Good day.
Some time ago, the project of our company for monitoring servers and sites moved from the “made for itself” category to the plane of attracting mass users. This was partly due to the project receiving seed investments from the IIDF and, of course, the desire to share our technology with the world, which we also use to monitor our servers. But, this is not an advertising post, but a practical one, therefore about the project later.
So, as the load on the database grows, and our service is a SaaS platform for collecting metrics from servers, the number of write requests to our database (now more than 1000 servers send about 20 of their metrics to the database every 4 minutes) began to overload DB and unstable service. This was often due to exceeding the established maximum number of connections to MySQL and a large server load. Unfortunately, all attempts at optimizing MySQL, increasing server resources and setting parameters max_connections, query cache, etc. did not lead to success.
')
Since we do not have a separate person responsible for databases, and programmers and system administrators cannot spend a lot of time every day maintaining MySQL stability and reacting to every crash, we decided to switch to MariaDB Galera cluster with master-master replication and load balancing HaProxy. We had no experience of implementing the database cluster in the production environment before, and therefore had to step on all the rakes ourselves.
Fortunately, on Habré there were many useful articles on the topic of configuring
Percona XtraDB ,
HaProxy and Zabbix for Percona , as well as a series of articles
"Perfect Cluster" , which helped us a lot in the initial installation.

Unfortunately, either the lack of experience with clusters, or lack of time (testing was carried out mostly at night, when the number of users in the system is minimal) led to the fact that writing data to the cluster could be done only through the main Master node, and writing in the mode roundrobin or leastconn caused the entire system to crash.
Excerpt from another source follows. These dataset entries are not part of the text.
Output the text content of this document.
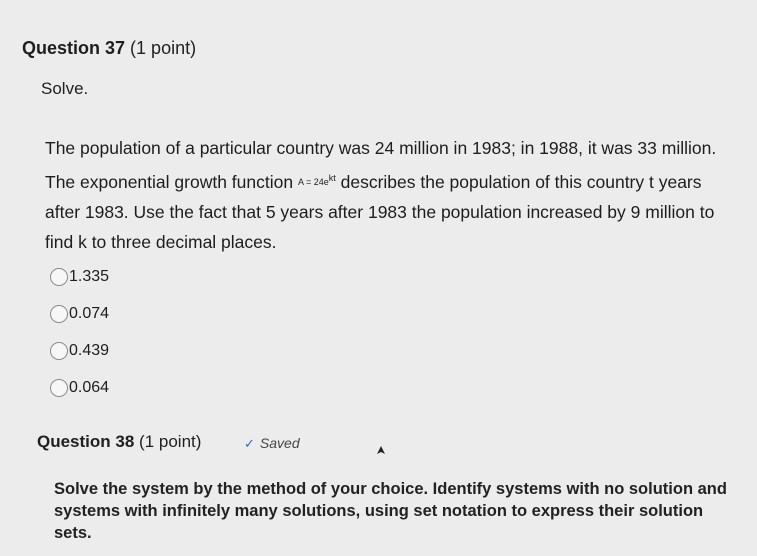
Question 37 (1 point)
Solve.
The population of a particular country was 24 million in 1983; in 1988, it was 33 million. The exponential growth function $A = 24e^{kt}$ describes the population of this country t years after 1983. Use the fact that 5 years after 1983 the population increased by 9 million to find k to three decimal places.
1.335
0.074
0.439
0.064
Question 38 (1 point)	✓ Saved
Solve the system by the method of your choice. Identify systems with no solution and systems with infinitely many solutions, using set notation to express their solution sets.
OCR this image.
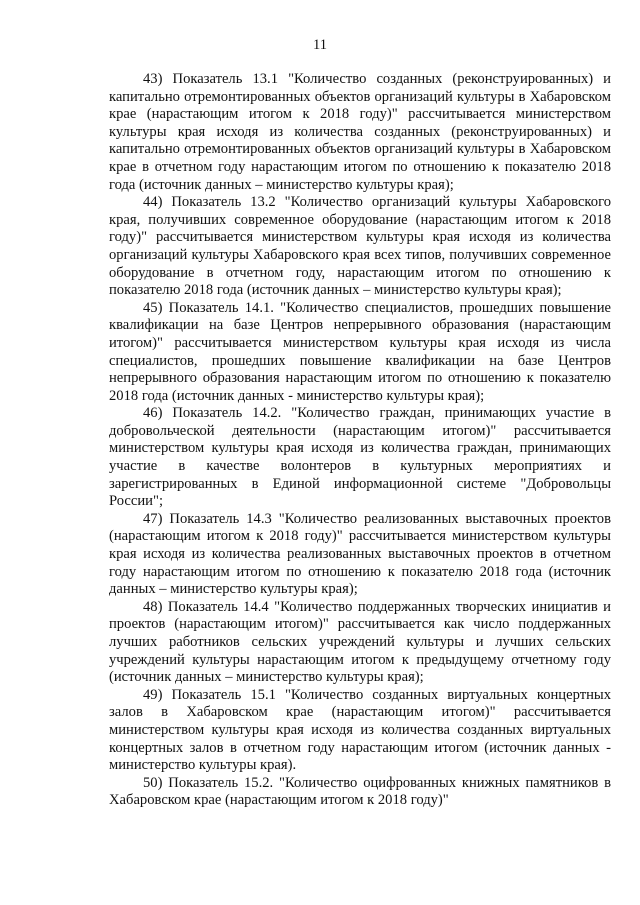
11

43) Показатель 13.1 "Количество созданных (реконструированных) и капитально отремонтированных объектов организаций культуры в Хабаровском крае (нарастающим итогом к 2018 году)" рассчитывается министерством культуры края исходя из количества созданных (реконструированных) и капитально отремонтированных объектов организаций культуры в Хабаровском крае в отчетном году нарастающим итогом по отношению к показателю 2018 года (источник данных – министерство культуры края);

44) Показатель 13.2 "Количество организаций культуры Хабаровского края, получивших современное оборудование (нарастающим итогом к 2018 году)" рассчитывается министерством культуры края исходя из количества организаций культуры Хабаровского края всех типов, получивших современное оборудование в отчетном году, нарастающим итогом по отношению к показателю 2018 года (источник данных – министерство культуры края);

45) Показатель 14.1. "Количество специалистов, прошедших повышение квалификации на базе Центров непрерывного образования (нарастающим итогом)" рассчитывается министерством культуры края исходя из числа специалистов, прошедших повышение квалификации на базе Центров непрерывного образования нарастающим итогом по отношению к показателю 2018 года (источник данных - министерство культуры края);

46) Показатель 14.2. "Количество граждан, принимающих участие в добровольческой деятельности (нарастающим итогом)" рассчитывается министерством культуры края исходя из количества граждан, принимающих участие в качестве волонтеров в культурных мероприятиях и зарегистрированных в Единой информационной системе "Добровольцы России";

47) Показатель 14.3 "Количество реализованных выставочных проектов (нарастающим итогом к 2018 году)" рассчитывается министерством культуры края исходя из количества реализованных выставочных проектов в отчетном году нарастающим итогом по отношению к показателю 2018 года (источник данных – министерство культуры края);

48) Показатель 14.4 "Количество поддержанных творческих инициатив и проектов (нарастающим итогом)" рассчитывается как число поддержанных лучших работников сельских учреждений культуры и лучших сельских учреждений культуры нарастающим итогом к предыдущему отчетному году (источник данных – министерство культуры края);

49) Показатель 15.1 "Количество созданных виртуальных концертных залов в Хабаровском крае (нарастающим итогом)" рассчитывается министерством культуры края исходя из количества созданных виртуальных концертных залов в отчетном году нарастающим итогом (источник данных - министерство культуры края).

50) Показатель 15.2. "Количество оцифрованных книжных памятников в Хабаровском крае (нарастающим итогом к 2018 году)"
We spent a lot of time eliminating this problem and were already ready to abandon the use of the cluster, since decided that the problem lies in the lack of cluster configuration skills.
However, further search for a solution to this problem led to the discovery of the Galera Percona and MariaDB cluster monitoring software from SeveralNines -
ClusterControl . And, although the complex itself has quite expensive paid service packages (from $ 1000 per year for each server), SeveralNines has both a free version and a 14-day period for testing the full version.
I will say right away that we also had to spend several hours installing this solution before we learned about the availability of
convenient configuration generators on the ClusterControl website, which allow you to fully automate the installation of both the cluster parts (nodes) and the monitoring system itself, and even HaProxy .
Below we present one of the configuration options that we used to prepare the MariaDB cluster.

After generating the configuration file, all you need is to download it to the server, from where the cluster will be managed, unpack the archive and run the deploy.sh file (installation instructions will be shown after generating the installation script).
When installing a cluster, it is important to consider the following:
- All servers in the cluster, including the monitoring server, must run on the same type of operating system.
- Installing the cluster on CentOS 6 and 7 did not lead to a positive result and constantly required revision, which took several hours (possibly due to shortcomings in the ClusterControl installation script). Installation on Debian 6 went smoothly the first time, so we recommend using Debian
- You can also always open a ticket in technical support of Severalnines, which will help with the installation free of charge.
- A cluster must have at least 3 nodes (servers) + a ClusterControl monitoring server to exclude split-brain situations.
After installation, you can go to the ClusterControl control panel, via: your server-ip-address / clustercontrol /
Next, you will need to go to the “Manage >> Load Balancers” item and install HaProxy on one of your node nodes. We recommend doing this through the control panel, not manually - so you will be sure that you have not forgotten to add anything to the cluster configuration files.
I note that thanks to this solution (we have nothing to do with the Severalnines product), we were able to ensure the uninterrupted operation of our service. However, in the near future we will conduct load testing of both the front-end and a database, and we will certainly share the results.
In conclusion, we hope that this article will be useful to those who first encountered the need to scale the database of their application and help you save some time and effort spent on installing the cluster. In the meantime, our team continues to work in the 6th recruitment of IIDF and in the near future we will also write an article about the experience of migrating our infrastructure to the Microsoft Azure cloud, of which we are now a partner.